I watched Chris as he animatedly described their signature dish, but all I could think about was how his hand rested on my shoulder—a far cry from the grip that had held me against those lockers last night. Knox's hands were rough and demanding; Chris’s felt too light, like he was afraid to leave a mark.
The guilt twisted tighter inside me. This wasn’t just about protecting myself anymore; it was about lying to Chris—a guy who genuinely cared for me. He didn’t deserve this confusion or my deceitful heart pulling in two different directions.
“All right then,” he said, brushing aside his concern with a soft chuckle. “Let’s meet up at six?”
I agreed again, desperate for the cover—desperate to maintain some semblance of normalcy even if it meant pretending everything was fine when it wasn’t.

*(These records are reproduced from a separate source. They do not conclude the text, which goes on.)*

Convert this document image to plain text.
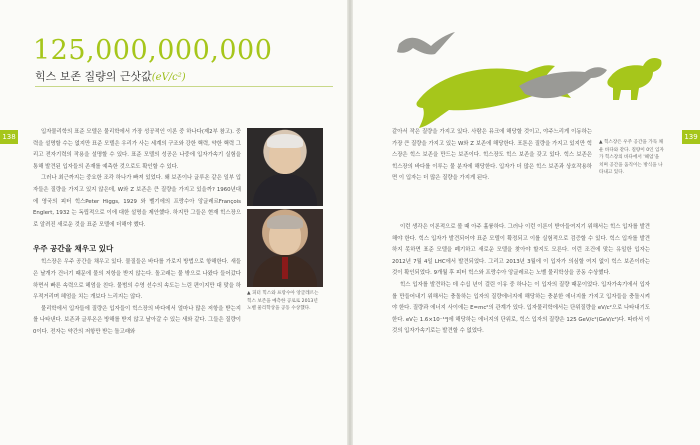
125,000,000,000
힉스 보존 질량의 근삿값(eV/c²)
138	139

입자물리학의 표준 모델은 물리학에서 가장 성공적인 이론 중 하나다(제2부 참고). 중력을 설명할 수는 없지만 표준 모델은 우리가 사는 세계의 구조와 강한 핵력, 약한 핵력 그리고 전자기력의 작용을 설명할 수 있다. 표준 모델의 성공은 나중에 입자가속기 실험을 통해 발견된 입자들의 존재를 예측한 것으로도 확인할 수 있다.

그러나 최근까지는 중요한 조각 하나가 빠져 있었다. 왜 보존이나 글루온 같은 일부 입자들은 질량을 가지고 있지 않은데, W와 Z 보존은 큰 질량을 가지고 있을까? 1960년대에 영국의 피터 힉스Peter Higgs, 1929 와 벨기에의 프랑수아 앙글레르François Englert, 1932 는 독립적으로 이에 대한 설명을 제안했다. 하지만 그들은 현재 힉스장으로 알려진 새로운 것을 표준 모델에 더해야 했다.

우주 공간을 채우고 있다

힉스장은 우주 공간을 채우고 있다. 물질들은 바다를 가로지 방법으로 항해한다. 새들은 날개가 건너기 때문에 물의 저항을 받지 않는다. 돌고래는 물 밖으로 나왔다 들어갔다 하면서 빠른 속력으로 헤엄을 친다. 물범의 수영 선수의 속도는 느린 편이지만 대 맞을 하우적거리며 헤엄을 치는 개보다 느리지는 않다.

물리학에서 입자들에 질량은 입자들이 힉스장의 바다에서 얼마나 많은 저항을 받는지를 나타낸다. 보존과 글루온은 방해를 받지 않고 날아갈 수 있는 새와 같다. 그들은 질량이 0이다. 전자는 약간의 저항만 받는 돌고래와

▲ 피터 힉스와 프랑수아 앙글레르는 힉스 보존을 예측한 공로로 2013년 노벨 물리학상을 공동 수상했다.

같아서 작은 질량을 가지고 있다. 사람은 뮤크에 해당할 것이고, 야주느리게 이동하는 가장 큰 질량을 가지고 있는 W와 Z 보존에 해당한다. 포톤은 질량을 가지고 있지만 힉스장은 힉스 보존을 만드는 보존이다. 힉스장도 힉스 보존을 갖고 있다. 힉스 보존은 힉스장의 바다를 이루는 물 분자에 해당한다. 입자가 더 많은 힉스 보존과 상호작용하면 이 입자는 더 많은 질량을 가지게 된다.

▲ 힉스장은 우주 공간을 가득 채운 바다와 같다. 질량이 0인 입자가 힉스장의 바다에서 '헤엄'을 치며 공간을 움직이는 방식을 나타내고 있다.

이런 생각은 이론적으로 볼 때 아주 훌륭하다. 그러나 이런 이론이 받아들여지기 위해서는 힉스 입자를 발견해야 한다. 힉스 입자가 발견되어야 표준 모델이 확정되고 이를 실험적으로 검증할 수 있다. 힉스 입자를 발견하지 못하면 표준 모델을 폐기하고 새로운 모델을 찾아야 할지도 모른다. 이런 조건에 맞는 유일한 입자는 2012년 7월 4일 LHC에서 발견되었다. 그리고 2013년 3월에 이 입자가 의심할 여지 없이 힉스 보존이라는 것이 확인되었다. 9개월 후 피터 힉스와 프랑수아 앙글레르는 노벨 물리학상을 공동 수상했다.

힉스 입자를 발견하는 데 수십 년이 걸린 이유 중 하나는 이 입자의 질량 때문이었다. 입자가속기에서 입자를 만들어내기 위해서는 충돌하는 입자의 질량에너지에 해당하는 충분한 에너지를 가지고 입자들을 충돌시켜야 한다. 질량과 에너지 사이에는 E=mc²의 관계가 있다. 입자물리학에서는 단위질량을 eV/c²으로 나타내기도 한다. eV는 1.6×10⁻¹⁹J에 해당하는 에너지의 단위로, 힉스 입자의 질량은 125 GeV/c²(GeV/c²)다. 따라서 이것의 입자가속기로는 발견할 수 없었다.
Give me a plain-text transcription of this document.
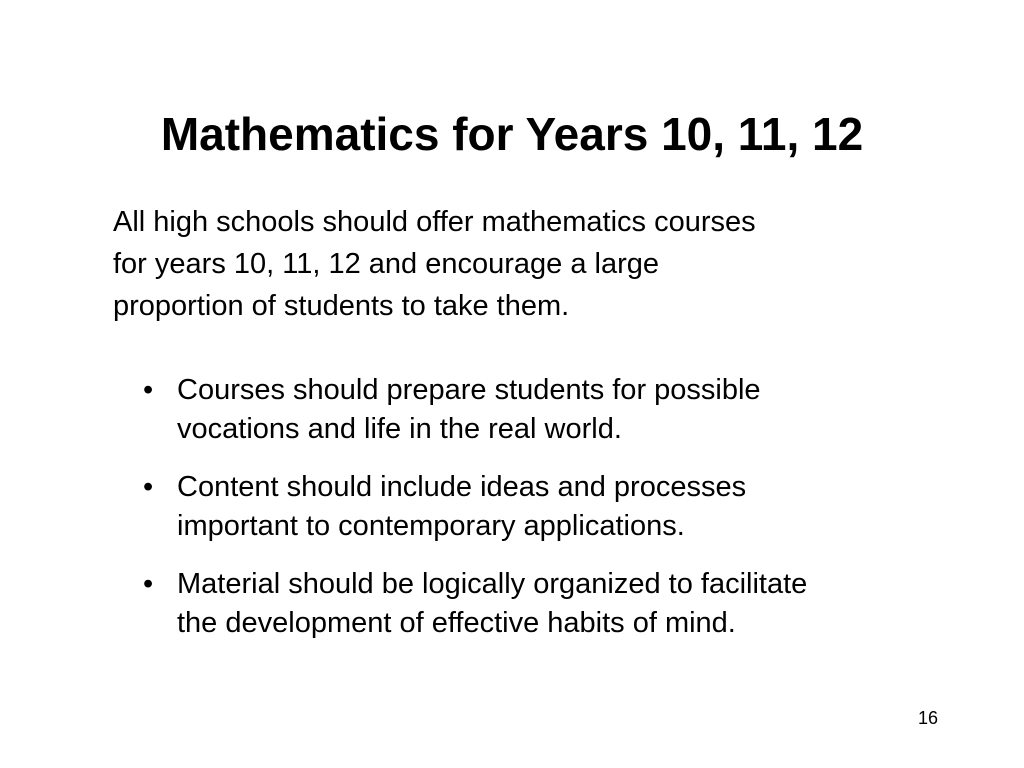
Mathematics for Years 10, 11, 12

All high schools should offer mathematics courses
for years 10, 11, 12 and encourage a large
proportion of students to take them.

• Courses should prepare students for possible
vocations and life in the real world.
• Content should include ideas and processes
important to contemporary applications.
• Material should be logically organized to facilitate
the development of effective habits of mind.
16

After everyone filtered out of the meeting room, I found myself wandering back to the locker room, though I didn’t even know why. The door clicked shut behind me, sealing off the world outside. The air felt thick, charged with memories that seemed to cling to every surface.
I sat on the same bench where Knox had fucked me yesterday—where he had made me his in a way I never thought possible. My skin tingled at the memory, and I traced my fingers along the cool metal of the locker beside me. The echoes of his voice still rang in my ears, a low growl that sent shivers down my spine.
I closed my eyes, letting the sensations wash over me—the roughness of his grip, the heat radiating from his body against mine. It wasn’t just lust; it was something deeper, something that scared me more than losing my shot at Team USA.
The realization hit me like a punch to the gut. I wasn’t scared of losing the jersey—I was terrified of losing him. Knox wasn’tjust a coach or a momentary distraction; he had burrowed under my skin and taken root in my heart.
The weight of what we had done settled heavily on my chest. I could still feel him there—the ghost touches lingering like a brand on my skin. Had I really given him just my body? Or had I surrendered everything?